Marie Grégoire et François Cardinal décortiquent les chiffres dévoilés par l’OQLF.
« Les jeunes francophones sont peut-être moins inquiets que leurs aînés [quant à la survie de la langue au Québec], mais ils le sont davantage que leurs amis ou collègues qui ont une autre langue maternelle que le français », analyse Marie Grégoire.
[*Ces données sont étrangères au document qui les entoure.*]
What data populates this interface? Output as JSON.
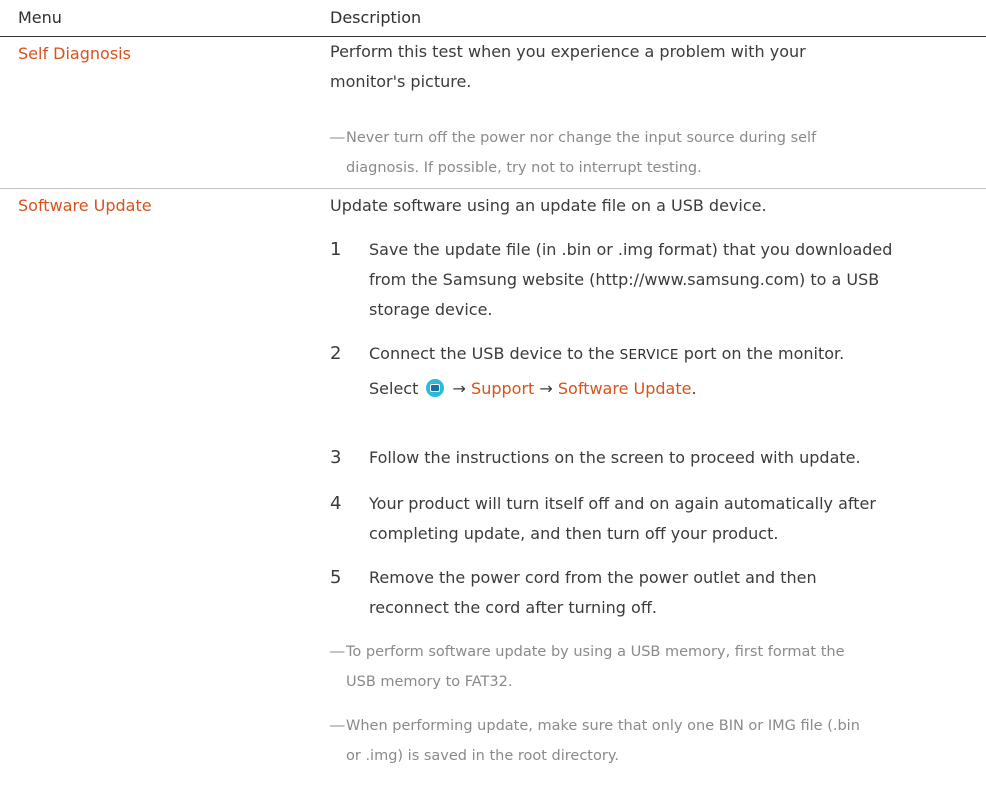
{
  "header": {
    "menu": "Menu",
    "description": "Description"
  },
  "self_diagnosis": {
    "label": "Self Diagnosis",
    "desc_line1": "Perform this test when you experience a problem with your",
    "desc_line2": "monitor's picture.",
    "note_dash": "―",
    "note_line1": "Never turn off the power nor change the input source during self",
    "note_line2": "diagnosis. If possible, try not to interrupt testing."
  },
  "software_update": {
    "label": "Software Update",
    "intro": "Update software using an update file on a USB device.",
    "steps": [
      {
        "num": "1",
        "line1": "Save the update file (in .bin or .img format) that you downloaded",
        "line2": "from the Samsung website (http://www.samsung.com) to a USB",
        "line3": "storage device."
      },
      {
        "num": "2",
        "line1_a": "Connect the USB device to the ",
        "service": "SERVICE",
        "line1_b": " port on the monitor.",
        "select_word": "Select",
        "arrow1": "→",
        "support": "Support",
        "arrow2": "→",
        "software_update": "Software Update",
        "period": "."
      },
      {
        "num": "3",
        "line1": "Follow the instructions on the screen to proceed with update."
      },
      {
        "num": "4",
        "line1": "Your product will turn itself off and on again automatically after",
        "line2": "completing update, and then turn off your product."
      },
      {
        "num": "5",
        "line1": "Remove the power cord from the power outlet and then",
        "line2": "reconnect the cord after turning off."
      }
    ],
    "notes": [
      {
        "dash": "―",
        "line1": "To perform software update by using a USB memory, first format the",
        "line2": "USB memory to FAT32."
      },
      {
        "dash": "―",
        "line1": "When performing update, make sure that only one BIN or IMG file (.bin",
        "line2": "or .img) is saved in the root directory."
      }
    ]
  },
  "colors": {
    "accent": "#d9521c",
    "text": "#3b3b3b",
    "note": "#8a8a8a",
    "icon": "#2bbbd8"
  },
  "icons": {
    "menu_button": "menu-button-icon"
  }
}
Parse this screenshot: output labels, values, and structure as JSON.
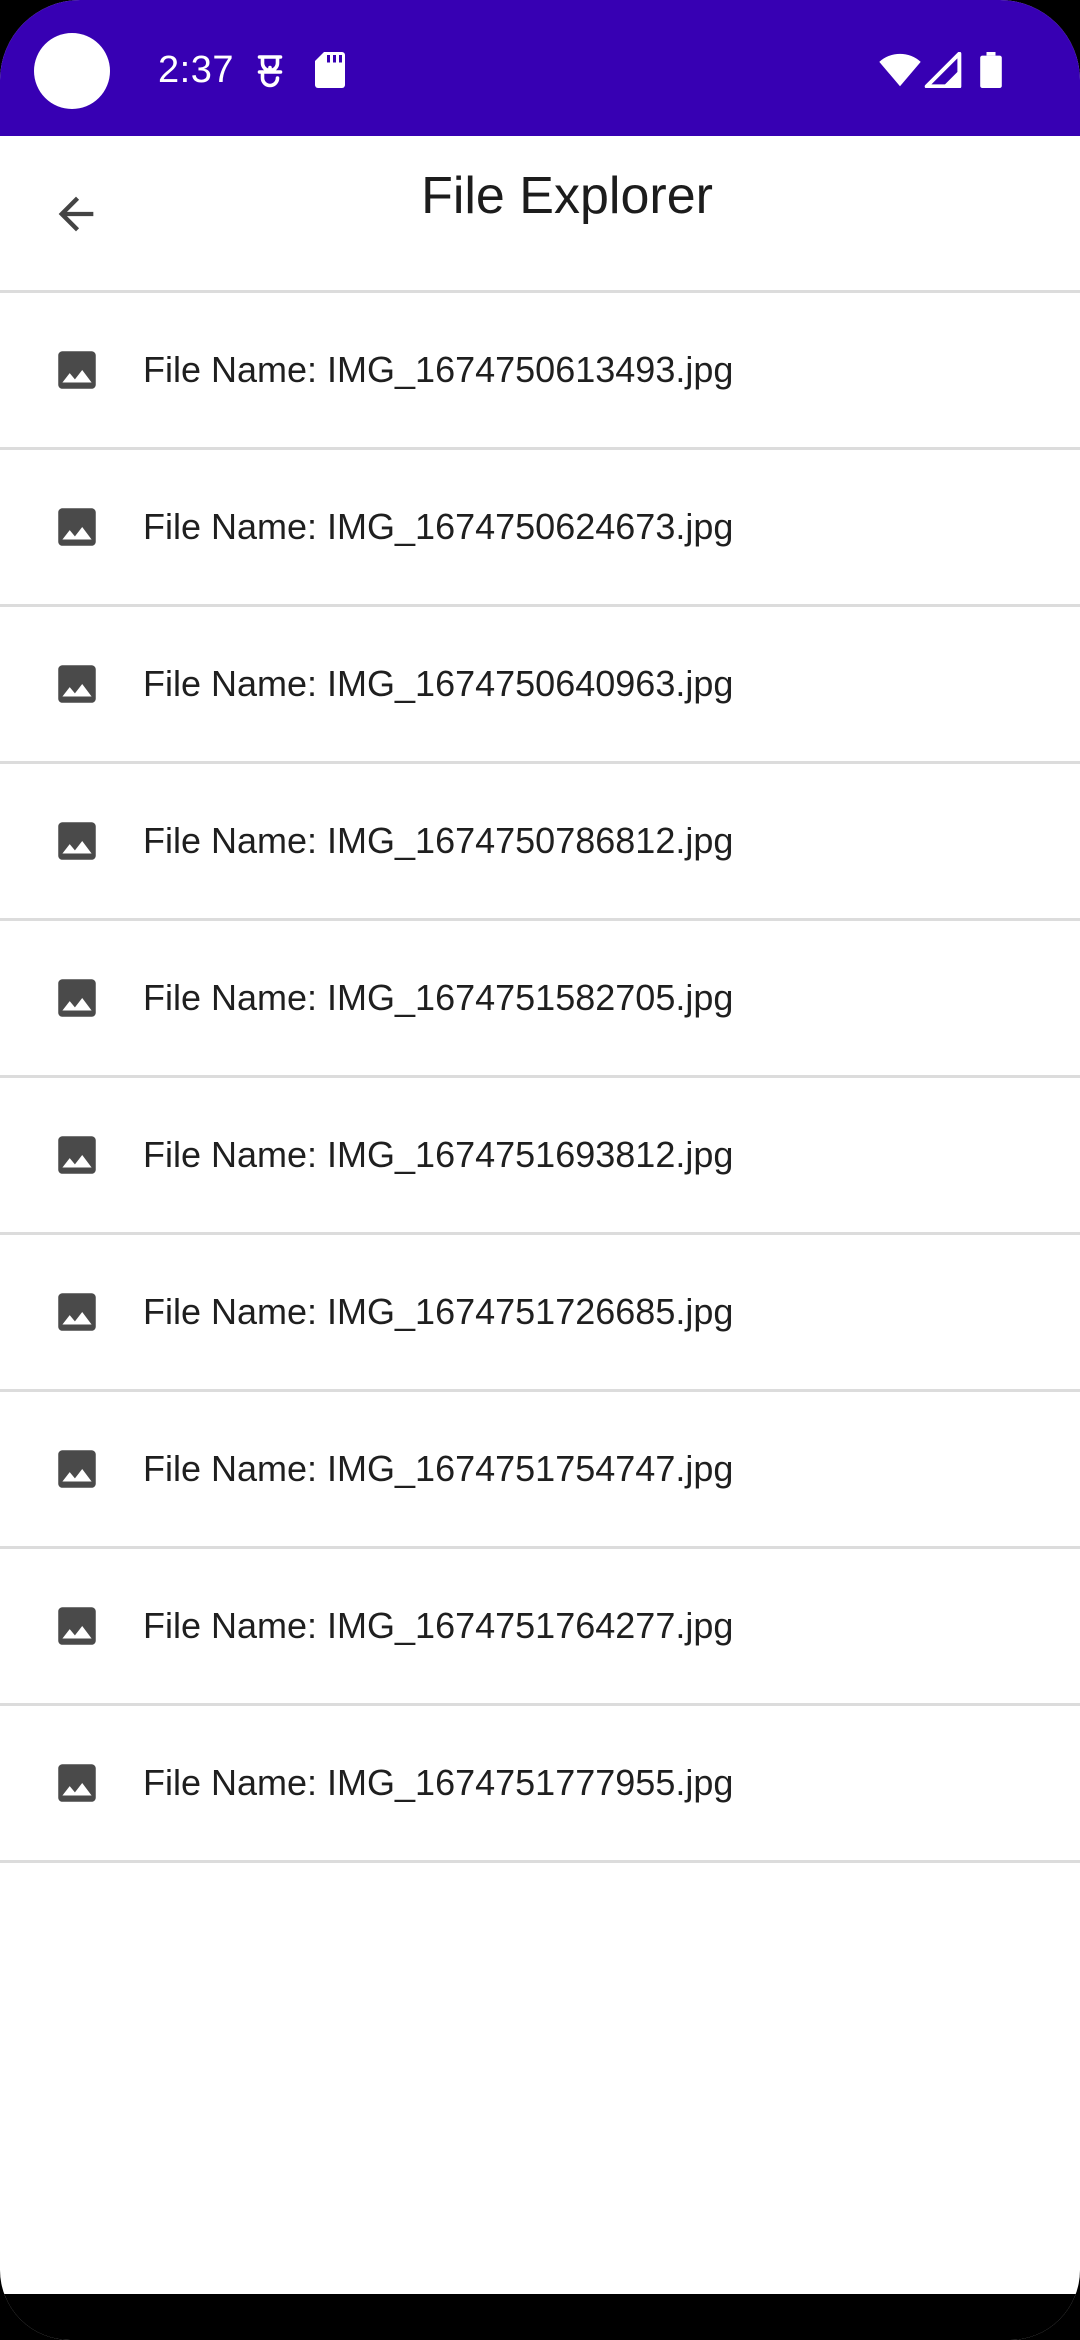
{
  "status_bar": {
    "time": "2:37",
    "background_color": "#3700b3",
    "icons": [
      "notification-icon",
      "sd-card-icon",
      "wifi-icon",
      "cell-signal-icon",
      "battery-icon"
    ]
  },
  "app_bar": {
    "title": "File Explorer",
    "back_icon": "arrow-back-icon"
  },
  "files": [
    {
      "label": "File Name: IMG_1674750613493.jpg",
      "icon": "image-icon"
    },
    {
      "label": "File Name: IMG_1674750624673.jpg",
      "icon": "image-icon"
    },
    {
      "label": "File Name: IMG_1674750640963.jpg",
      "icon": "image-icon"
    },
    {
      "label": "File Name: IMG_1674750786812.jpg",
      "icon": "image-icon"
    },
    {
      "label": "File Name: IMG_1674751582705.jpg",
      "icon": "image-icon"
    },
    {
      "label": "File Name: IMG_1674751693812.jpg",
      "icon": "image-icon"
    },
    {
      "label": "File Name: IMG_1674751726685.jpg",
      "icon": "image-icon"
    },
    {
      "label": "File Name: IMG_1674751754747.jpg",
      "icon": "image-icon"
    },
    {
      "label": "File Name: IMG_1674751764277.jpg",
      "icon": "image-icon"
    },
    {
      "label": "File Name: IMG_1674751777955.jpg",
      "icon": "image-icon"
    }
  ]
}
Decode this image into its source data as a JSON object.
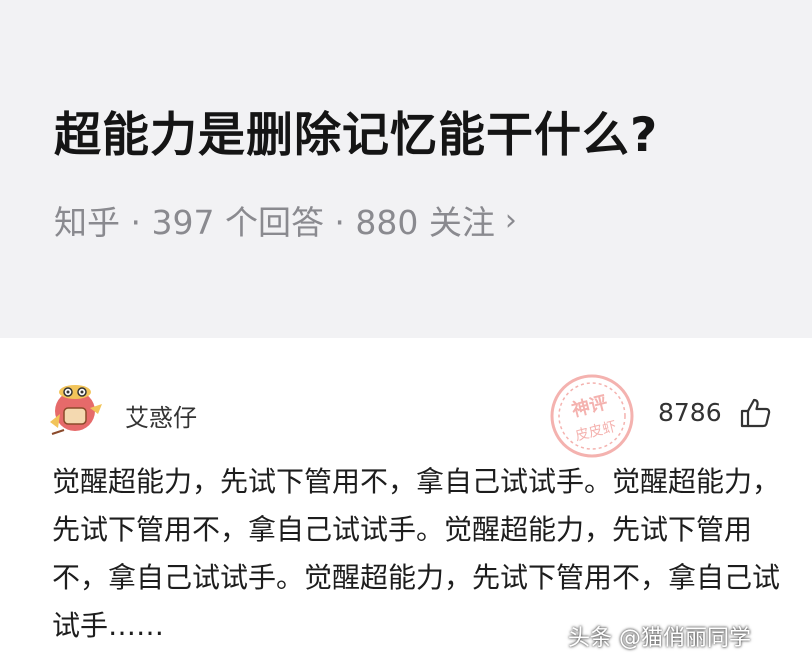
{
  "question": {
    "title": "超能力是删除记忆能干什么?",
    "meta": "知乎 · 397 个回答 · 880 关注",
    "chevron": "›"
  },
  "answer": {
    "author": "艾惑仔",
    "avatar_icon": "cartoon-character-icon",
    "stamp_text": [
      "神评",
      "皮皮虾"
    ],
    "stamp_color": "#e8574f",
    "like_count": "8786",
    "like_icon": "thumbs-up-icon",
    "text": "觉醒超能力，先试下管用不，拿自己试试手。觉醒超能力，先试下管用不，拿自己试试手。觉醒超能力，先试下管用不，拿自己试试手。觉醒超能力，先试下管用不，拿自己试试手……"
  },
  "watermark": "头条 @猫俏丽同学"
}
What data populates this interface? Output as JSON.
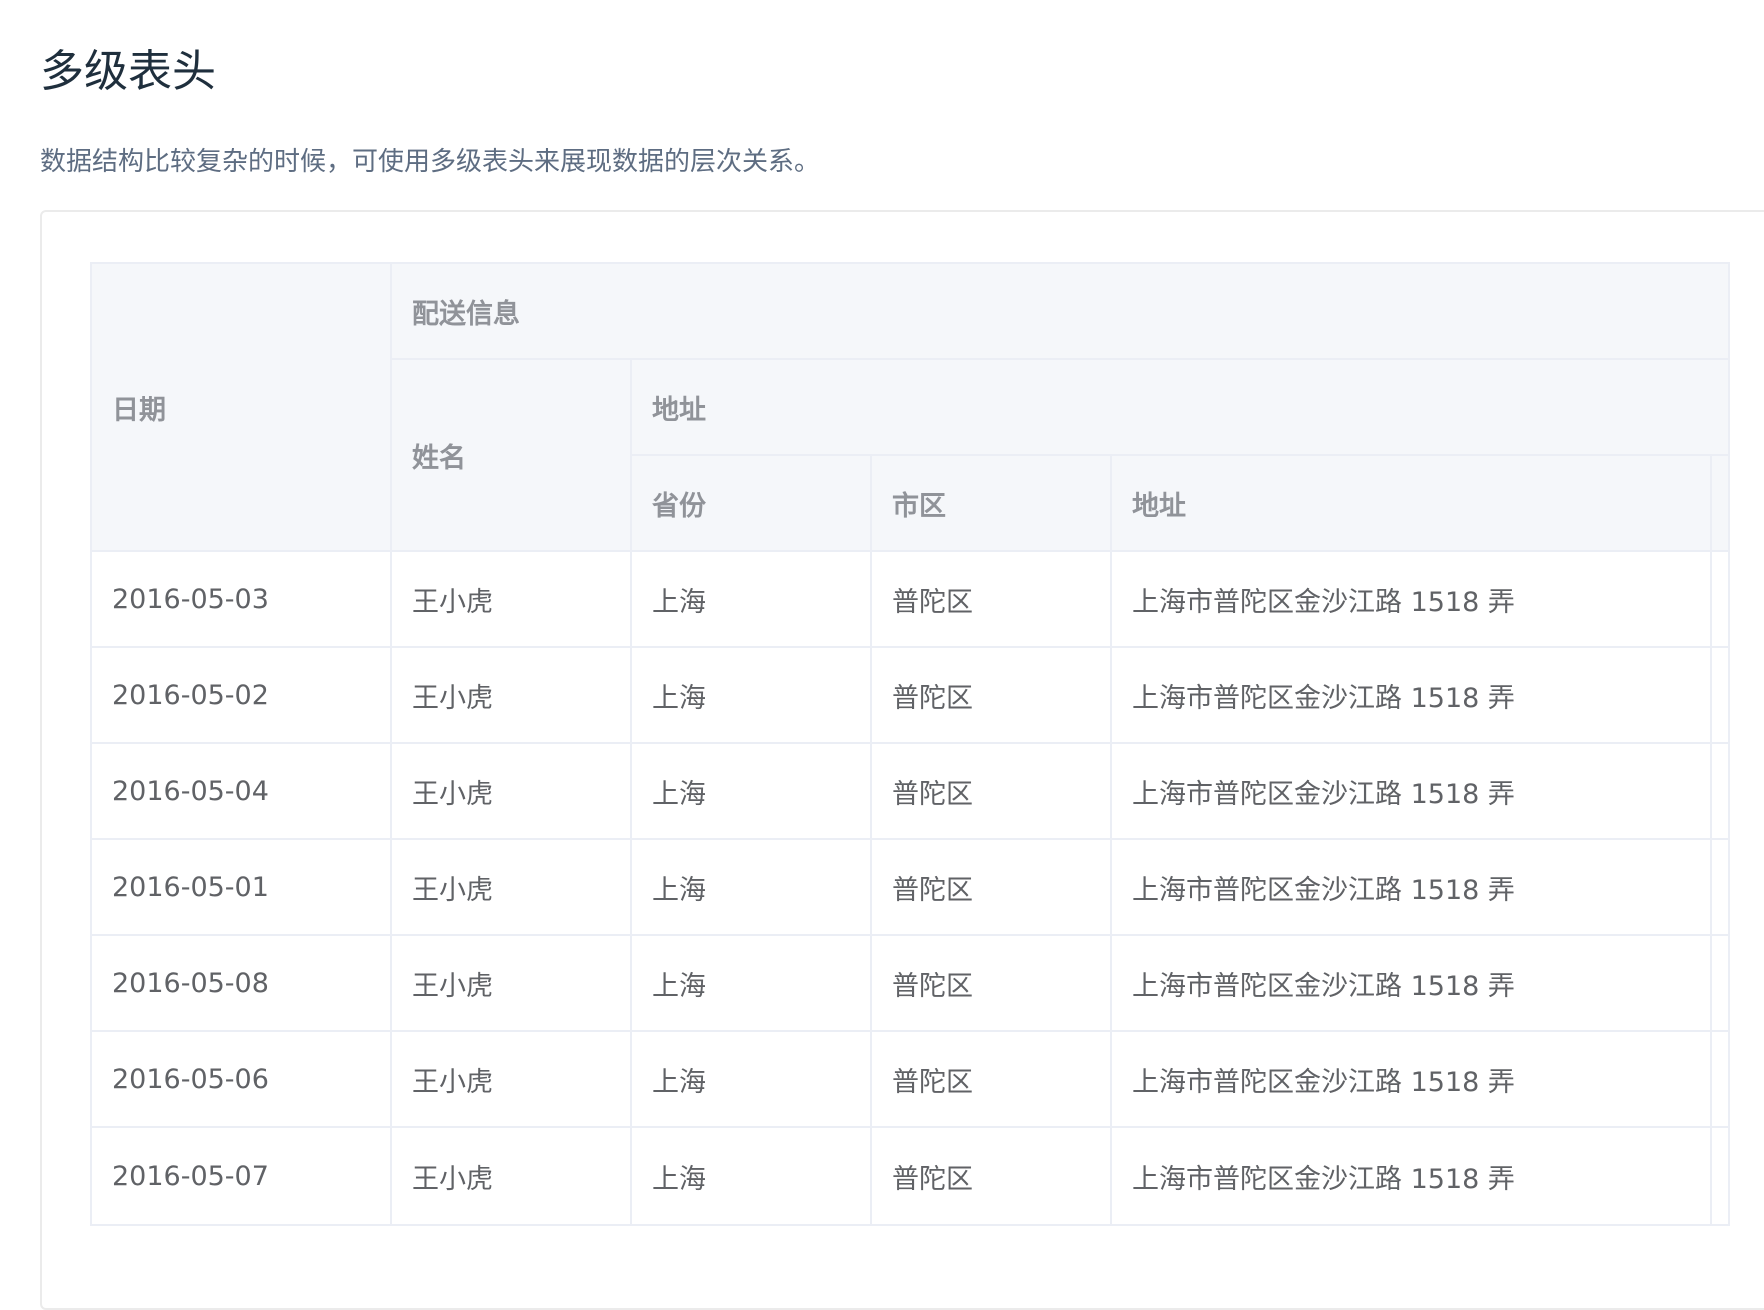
{
  "page": {
    "title": "多级表头",
    "description": "数据结构比较复杂的时候，可使用多级表头来展现数据的层次关系。"
  },
  "table": {
    "header": {
      "date": "日期",
      "delivery": "配送信息",
      "name": "姓名",
      "address_group": "地址",
      "province": "省份",
      "city": "市区",
      "address": "地址"
    },
    "rows": [
      {
        "date": "2016-05-03",
        "name": "王小虎",
        "province": "上海",
        "city": "普陀区",
        "address": "上海市普陀区金沙江路 1518 弄"
      },
      {
        "date": "2016-05-02",
        "name": "王小虎",
        "province": "上海",
        "city": "普陀区",
        "address": "上海市普陀区金沙江路 1518 弄"
      },
      {
        "date": "2016-05-04",
        "name": "王小虎",
        "province": "上海",
        "city": "普陀区",
        "address": "上海市普陀区金沙江路 1518 弄"
      },
      {
        "date": "2016-05-01",
        "name": "王小虎",
        "province": "上海",
        "city": "普陀区",
        "address": "上海市普陀区金沙江路 1518 弄"
      },
      {
        "date": "2016-05-08",
        "name": "王小虎",
        "province": "上海",
        "city": "普陀区",
        "address": "上海市普陀区金沙江路 1518 弄"
      },
      {
        "date": "2016-05-06",
        "name": "王小虎",
        "province": "上海",
        "city": "普陀区",
        "address": "上海市普陀区金沙江路 1518 弄"
      },
      {
        "date": "2016-05-07",
        "name": "王小虎",
        "province": "上海",
        "city": "普陀区",
        "address": "上海市普陀区金沙江路 1518 弄"
      }
    ]
  }
}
François Cardinal, quant à lui, estime que les jeunes francophones agissent comme une majorité au Québec plutôt que comme une minorité au Canada. Le fait que 55 % des jeunes se disent indifférent à l’accueil avec le « bonjour, hi », et même avec le « hi » tout court, prouve en partie cette observation du chroniqueur.
« Le Québec, c’est là où ils habitent. Ils sont simplement Québécois et ils tiennent peut-être pour acquis le sort du français, comme si la bataille avait été menée à une autre époque. Le bon côté de ça, c’est qu’ils sont décomplexés dans leur façon d’aborder la langue, mais le mauvais côté, c’est qu’ils ne sentent plus la menace. »
« Le Québec est dans une mer anglophone, et c’est un travail quotidien de rappeler que la situation est fragile », ajoute Marie Grégoire.